Companies looking for IT help moving away from contractors

Once an industry dominated by contractors, IT professionals are now finding that companies are looking to hire workers on a permanent basis.

Technical recruiters understand that their industry has been dominated by contract workers for a number of years. The reasons for this are many. For one, IT is an industry where level of skill dictates compensation. A regular programmer will command a much larger annual salary than an SQL server database administrator.

If you factor in other components of a compensation package, such as health and life insurance, 401K and other benefits that regular, full-time employees enjoy, it can become very expensive for an organization to hire someone with a needed skillset on a permanent basis. This is one of the reasons why hiring contractors is ideal.

It's far more cost effective for a company to pay a supplemental staffing agency a flat rate for a worker because there are no additional financial obligations. In addition, certain IT professionals with certain areas of expertise understand that there will always be a need for their services. For them, it becomes more advantageous to do project-based assignments as it gives them an opportunity to be more flexible in terms of the companies they decide to work for. However, there appears to be a dramatic shift occurring in the industry that technical recruiters should be aware of.

Full-time IT hiring on the rise
A recent report from Georgia-based newspaper The Augusta Chronicle, highlighted the opening of a new, 6,000-square-foot information technology center owned and operated by Unisys that is expected to staff as many as 700 workers. To help secure talent, the company will partner with a local staffing agency to screen and present candidates who have the skill and experience requirements outlined by Unisys.

"[The open positions] are primarily going to be level one and level two service desk agents and accompanying operational function and support management," said Tracey Laurence, who serves as Unisys' vice president of end user services. "The pay will be very competitive for those roles in this job market. From a skill standpoint, we're looking for people with an associate's degree or diploma and people with a couple of years of experience with technology and/or customer support services."

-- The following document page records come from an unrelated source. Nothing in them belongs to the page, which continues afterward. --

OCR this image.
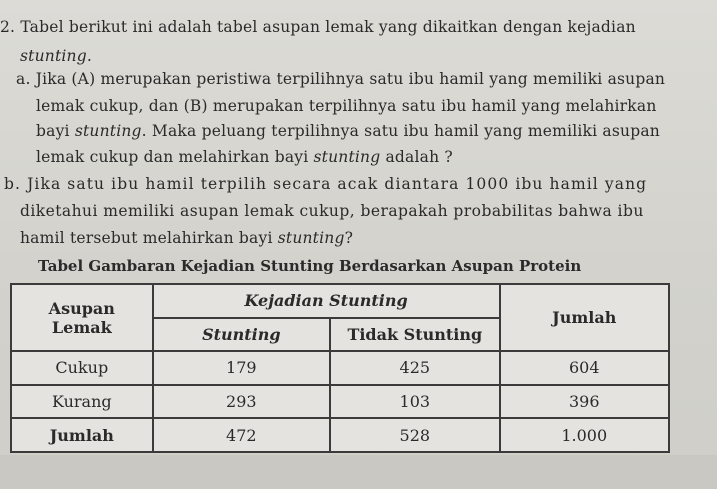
2. Tabel berikut ini adalah tabel asupan lemak yang dikaitkan dengan kejadian
stunting.
a. Jika (A) merupakan peristiwa terpilihnya satu ibu hamil yang memiliki asupan
lemak cukup, dan (B) merupakan terpilihnya satu ibu hamil yang melahirkan
bayi stunting. Maka peluang terpilihnya satu ibu hamil yang memiliki asupan
lemak cukup dan melahirkan bayi stunting adalah ?
b. Jika satu ibu hamil terpilih secara acak diantara 1000 ibu hamil yang
diketahui memiliki asupan lemak cukup, berapakah probabilitas bahwa ibu
hamil tersebut melahirkan bayi stunting?
Tabel Gambaran Kejadian Stunting Berdasarkan Asupan Protein
Asupan
Lemak	Kejadian Stunting		Jumlah
	Stunting	Tidak Stunting	
Cukup	179	425	604
Kurang	293	103	396
Jumlah	472	528	1.000
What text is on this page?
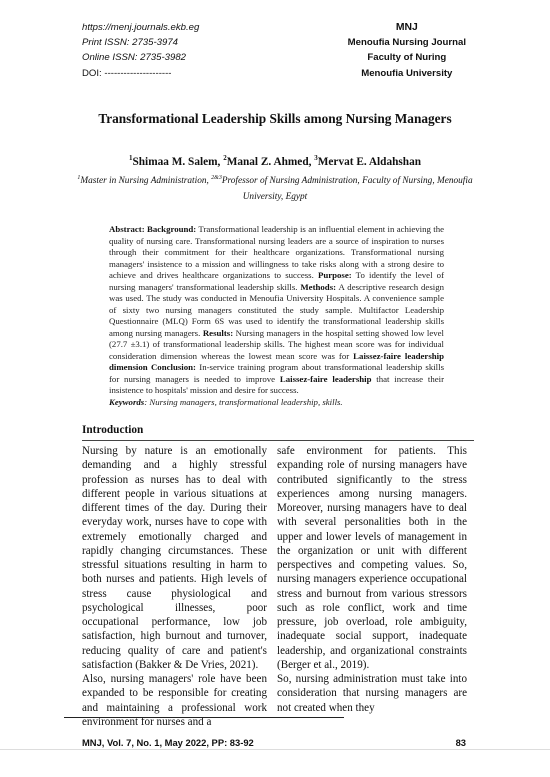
https://menj.journals.ekb.eg
Print ISSN: 2735-3974
Online ISSN: 2735-3982
DOI: ---------------------
MNJ
Menoufia Nursing Journal
Faculty of Nuring
Menoufia University
Transformational Leadership Skills among Nursing Managers
$^1$Shimaa M. Salem, $^2$Manal Z. Ahmed, $^3$Mervat E. Aldahshan
$^1$Master in Nursing Administration, $^{2\&3}$Professor of Nursing Administration, Faculty of Nursing, Menoufia University, Egypt
Abstract: Background: Transformational leadership is an influential element in achieving the quality of nursing care. Transformational nursing leaders are a source of inspiration to nurses through their commitment for their healthcare organizations. Transformational nursing managers' insistence to a mission and willingness to take risks along with a strong desire to achieve and drives healthcare organizations to success. Purpose: To identify the level of nursing managers' transformational leadership skills. Methods: A descriptive research design was used. The study was conducted in Menoufia University Hospitals. A convenience sample of sixty two nursing managers constituted the study sample. Multifactor Leadership Questionnaire (MLQ) Form 6S was used to identify the transformational leadership skills among nursing managers. Results: Nursing managers in the hospital setting showed low level (27.7 ±3.1) of transformational leadership skills. The highest mean score was for individual consideration dimension whereas the lowest mean score was for Laissez-faire leadership dimension Conclusion: In-service training program about transformational leadership skills for nursing managers is needed to improve Laissez-faire leadership that increase their insistence to hospitals' mission and desire for success.
Keywords: Nursing managers, transformational leadership, skills.
Introduction

Nursing by nature is an emotionally demanding and a highly stressful profession as nurses has to deal with different people in various situations at different times of the day. During their everyday work, nurses have to cope with extremely emotionally charged and rapidly changing circumstances. These stressful situations resulting in harm to both nurses and patients. High levels of stress cause physiological and psychological illnesses, poor occupational performance, low job satisfaction, high burnout and turnover, reducing quality of care and patient's satisfaction (Bakker & De Vries, 2021).

Also, nursing managers' role have been expanded to be responsible for creating and maintaining a professional work environment for nurses and a

safe environment for patients. This expanding role of nursing managers have contributed significantly to the stress experiences among nursing managers. Moreover, nursing managers have to deal with several personalities both in the upper and lower levels of management in the organization or unit with different perspectives and competing values. So, nursing managers experience occupational stress and burnout from various stressors such as role conflict, work and time pressure, job overload, role ambiguity, inadequate social support, inadequate leadership, and organizational constraints (Berger et al., 2019).

So, nursing administration must take into consideration that nursing managers are not created when they

MNJ, Vol. 7, No. 1, May 2022, PP: 83-92	83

What is happening in Augusta is in line with a full-time hiring trend in information technology that is taking place across the country. A recent report from ComputerWorld, citing a study conducted by Computer Economics that polled 200 information technology forms, found that the use of IT contractors in companies have been steadily on the decline.

The website stated that in 2012, 17 percent of those working in IT departments were contractors. In 2013, that number had dropped to 15 percent and this year, only 10 percent of IT departments have contract workers.

"There's a good explanation why it is trending down – because people are hiring," John Longwell, vice president of research at Computer Economics told ComputerWorld.

This shift is largely tied to improvements in the economy and technical recruiters need to begin adjusting their sourcing strategies. They should begin to look for those with IT experience who are interested in working on a full-time, permanent basis, as opposed to being in a contract or project-based situation.

Supplemental staffing agents in the IT sector, particularly those who have had success placing people in temporary opportunities, would be wise to begin developing their candidate pools by reaching out to those that have already been put into opportunities.

One truth about the staffing industry is that, generally speaking, a person with a particular set of skills will always know someone who possesses the same level of talent. Asking for referrals from IT professionals that a technical recruiter has already placed on an assignment could be beneficial, particularly if this person is inclined to express their gratitude by connecting his or her agency representative with someone in their professional network.